BravoFACT, a foundation dedicated to supporting Canadian shorts, partnered with Women in Filmmaking and Television Atlantic (WIFT-AT) to launch a pitch contest at WIFT-AT’s annual Women Making Waves conference held on Sunday. The five finalists for the grant pitched their short films to a panel of four industry professionals on Saturday.
While working in Los Angeles, Johnston wrote a sprawling 35 page epic that she says wasn’t possible to make into a short film. That was the first draft of “Ingrid and the Black Hole,” which is about two children imagining the possibilities of time travel.
It wasn’t until she moved back to Truro as a part time caretaker for her grandmother — who was diagnosed with Alzheimer’s — that the concept began to fall into place. “Ingrid and the Black Hole” is a tale of children and time travel, but is also a commentary on the disease.
While caring for her grandmother, Johnston watched Alzheimer’s at work from a sobering front row seat. “Suddenly I knew how to tell the story and have the same themes, but tell it in a shorter and engaging way,” she said.
As a young girl, Johnston realized her love for film and theatre. She was cast in Neptune Theatre productions, and went on to complete a BFA in acting at New York University. However, waiting around for auditions and potential gigs proved to be unfulfilling.
Johnston moved to Los Angeles after seven years in New York and took an interest in photography. “Acting is a very collaborative process,” said Johnston, “and you can’t really be creative on your own.”
Through shooting conceptual pieces, Johnston flexed her creative muscles and began gaining a small online following. But photography wasn’t enough — she wanted to make her pictures move.
That’s how Johnston found her calling as a director. “I love directing because I get to be in control,” Johnston said. “It’s a symphony of the arts.”
Hoping to combine her passions of acting and photography, Johnston wrote a script and shot her first short on a 5D camera in Los Angeles.
“I was ashamed of it for awhile,” Johnston said of the short, “Another Man,” that she both directed and starred in. It later won the Jury’s Choice and Audience Choice Awards for best short at the Parrsboro Film Festival.

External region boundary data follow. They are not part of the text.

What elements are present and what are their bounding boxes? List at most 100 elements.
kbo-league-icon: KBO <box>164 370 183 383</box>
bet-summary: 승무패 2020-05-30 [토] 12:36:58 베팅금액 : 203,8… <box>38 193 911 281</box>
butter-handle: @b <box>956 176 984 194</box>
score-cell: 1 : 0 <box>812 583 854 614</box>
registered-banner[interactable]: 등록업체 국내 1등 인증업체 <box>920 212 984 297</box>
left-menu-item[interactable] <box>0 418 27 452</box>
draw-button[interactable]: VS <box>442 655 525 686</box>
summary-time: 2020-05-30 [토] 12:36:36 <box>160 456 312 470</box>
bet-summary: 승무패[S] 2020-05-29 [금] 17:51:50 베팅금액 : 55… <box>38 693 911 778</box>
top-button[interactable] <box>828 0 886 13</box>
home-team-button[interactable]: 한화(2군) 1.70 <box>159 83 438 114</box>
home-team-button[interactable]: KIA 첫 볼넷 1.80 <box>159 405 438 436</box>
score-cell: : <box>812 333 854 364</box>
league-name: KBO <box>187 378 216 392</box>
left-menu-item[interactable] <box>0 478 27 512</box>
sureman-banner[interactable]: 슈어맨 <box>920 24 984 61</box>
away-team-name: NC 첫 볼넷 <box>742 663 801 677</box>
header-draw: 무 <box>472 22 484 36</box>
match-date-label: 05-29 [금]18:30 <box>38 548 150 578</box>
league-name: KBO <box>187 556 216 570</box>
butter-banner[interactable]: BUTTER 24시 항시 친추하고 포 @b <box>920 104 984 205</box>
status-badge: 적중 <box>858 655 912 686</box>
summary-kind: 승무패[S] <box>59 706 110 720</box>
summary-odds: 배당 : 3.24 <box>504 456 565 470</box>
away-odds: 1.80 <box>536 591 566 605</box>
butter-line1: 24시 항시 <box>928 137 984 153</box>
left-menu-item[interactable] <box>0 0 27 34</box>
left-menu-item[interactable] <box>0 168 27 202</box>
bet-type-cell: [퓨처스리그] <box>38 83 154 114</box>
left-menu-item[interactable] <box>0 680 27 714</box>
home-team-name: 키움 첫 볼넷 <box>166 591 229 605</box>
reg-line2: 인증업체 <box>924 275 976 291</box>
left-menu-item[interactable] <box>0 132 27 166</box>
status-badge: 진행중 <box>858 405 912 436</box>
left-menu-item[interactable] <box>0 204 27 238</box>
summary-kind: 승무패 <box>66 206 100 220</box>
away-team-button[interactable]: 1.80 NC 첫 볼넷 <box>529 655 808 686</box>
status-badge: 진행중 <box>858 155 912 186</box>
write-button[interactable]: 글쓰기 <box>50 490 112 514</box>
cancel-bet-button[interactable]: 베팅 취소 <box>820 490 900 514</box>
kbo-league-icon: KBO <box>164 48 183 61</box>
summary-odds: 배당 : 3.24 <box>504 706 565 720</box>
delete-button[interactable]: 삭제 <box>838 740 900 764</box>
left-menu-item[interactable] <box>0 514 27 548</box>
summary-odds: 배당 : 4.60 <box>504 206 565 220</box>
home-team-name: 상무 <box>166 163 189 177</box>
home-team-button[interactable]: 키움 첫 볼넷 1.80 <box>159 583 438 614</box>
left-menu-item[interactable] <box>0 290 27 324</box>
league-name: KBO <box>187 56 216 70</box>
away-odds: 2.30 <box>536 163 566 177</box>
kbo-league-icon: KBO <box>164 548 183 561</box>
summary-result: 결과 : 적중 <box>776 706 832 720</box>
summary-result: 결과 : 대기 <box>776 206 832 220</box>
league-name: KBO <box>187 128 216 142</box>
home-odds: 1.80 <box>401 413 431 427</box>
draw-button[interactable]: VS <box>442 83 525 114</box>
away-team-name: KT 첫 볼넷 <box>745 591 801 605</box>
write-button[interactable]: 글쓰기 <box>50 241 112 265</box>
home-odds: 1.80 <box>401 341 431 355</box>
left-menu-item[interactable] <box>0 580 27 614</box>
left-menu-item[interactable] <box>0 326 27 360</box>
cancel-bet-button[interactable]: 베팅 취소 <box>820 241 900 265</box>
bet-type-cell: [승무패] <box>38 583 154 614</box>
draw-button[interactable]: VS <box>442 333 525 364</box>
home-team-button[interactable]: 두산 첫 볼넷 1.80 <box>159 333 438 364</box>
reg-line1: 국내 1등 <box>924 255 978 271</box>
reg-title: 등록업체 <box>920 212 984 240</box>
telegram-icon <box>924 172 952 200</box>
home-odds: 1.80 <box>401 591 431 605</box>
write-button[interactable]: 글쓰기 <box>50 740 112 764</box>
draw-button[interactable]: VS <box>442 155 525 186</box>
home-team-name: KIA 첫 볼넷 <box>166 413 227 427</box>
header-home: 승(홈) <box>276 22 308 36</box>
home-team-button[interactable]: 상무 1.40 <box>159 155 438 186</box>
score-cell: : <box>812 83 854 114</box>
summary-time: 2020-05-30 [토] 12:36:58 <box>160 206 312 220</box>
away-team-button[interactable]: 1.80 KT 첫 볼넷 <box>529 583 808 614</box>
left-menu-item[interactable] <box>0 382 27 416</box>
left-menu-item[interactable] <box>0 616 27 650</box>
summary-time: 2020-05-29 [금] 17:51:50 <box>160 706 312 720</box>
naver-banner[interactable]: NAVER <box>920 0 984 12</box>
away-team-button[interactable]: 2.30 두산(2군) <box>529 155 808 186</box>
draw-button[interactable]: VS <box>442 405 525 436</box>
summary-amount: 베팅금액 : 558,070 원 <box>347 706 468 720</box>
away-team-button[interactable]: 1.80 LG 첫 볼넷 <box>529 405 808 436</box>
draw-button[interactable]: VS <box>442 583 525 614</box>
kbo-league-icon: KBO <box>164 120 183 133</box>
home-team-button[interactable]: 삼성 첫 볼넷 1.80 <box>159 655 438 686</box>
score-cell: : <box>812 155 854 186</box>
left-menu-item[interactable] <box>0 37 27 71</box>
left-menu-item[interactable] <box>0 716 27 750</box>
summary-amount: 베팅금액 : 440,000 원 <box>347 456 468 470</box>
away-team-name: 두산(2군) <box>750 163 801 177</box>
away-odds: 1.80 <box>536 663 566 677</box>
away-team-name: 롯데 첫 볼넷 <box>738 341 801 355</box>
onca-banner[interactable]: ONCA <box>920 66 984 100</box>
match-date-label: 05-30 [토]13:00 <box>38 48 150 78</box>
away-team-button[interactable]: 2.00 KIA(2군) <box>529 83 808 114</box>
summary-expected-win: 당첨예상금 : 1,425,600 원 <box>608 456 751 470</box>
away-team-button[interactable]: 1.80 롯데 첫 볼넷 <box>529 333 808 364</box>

The grant from bravoFACT will cover the budget for “Ingrid and the Black Hole,” and Johnston says it’s the biggest cash budget she has ever had for a production. She hopes the short, which will be shot in Nova Scotia, will make its premiere at next year’s Atlantic Film Festival.
“People here are really genuinely passionate about their work,” Johnston said of filmmaking in Atlantic Canada. While unsure about the future, Johnston dreams of drifting back and forth between Halifax and Los Angeles.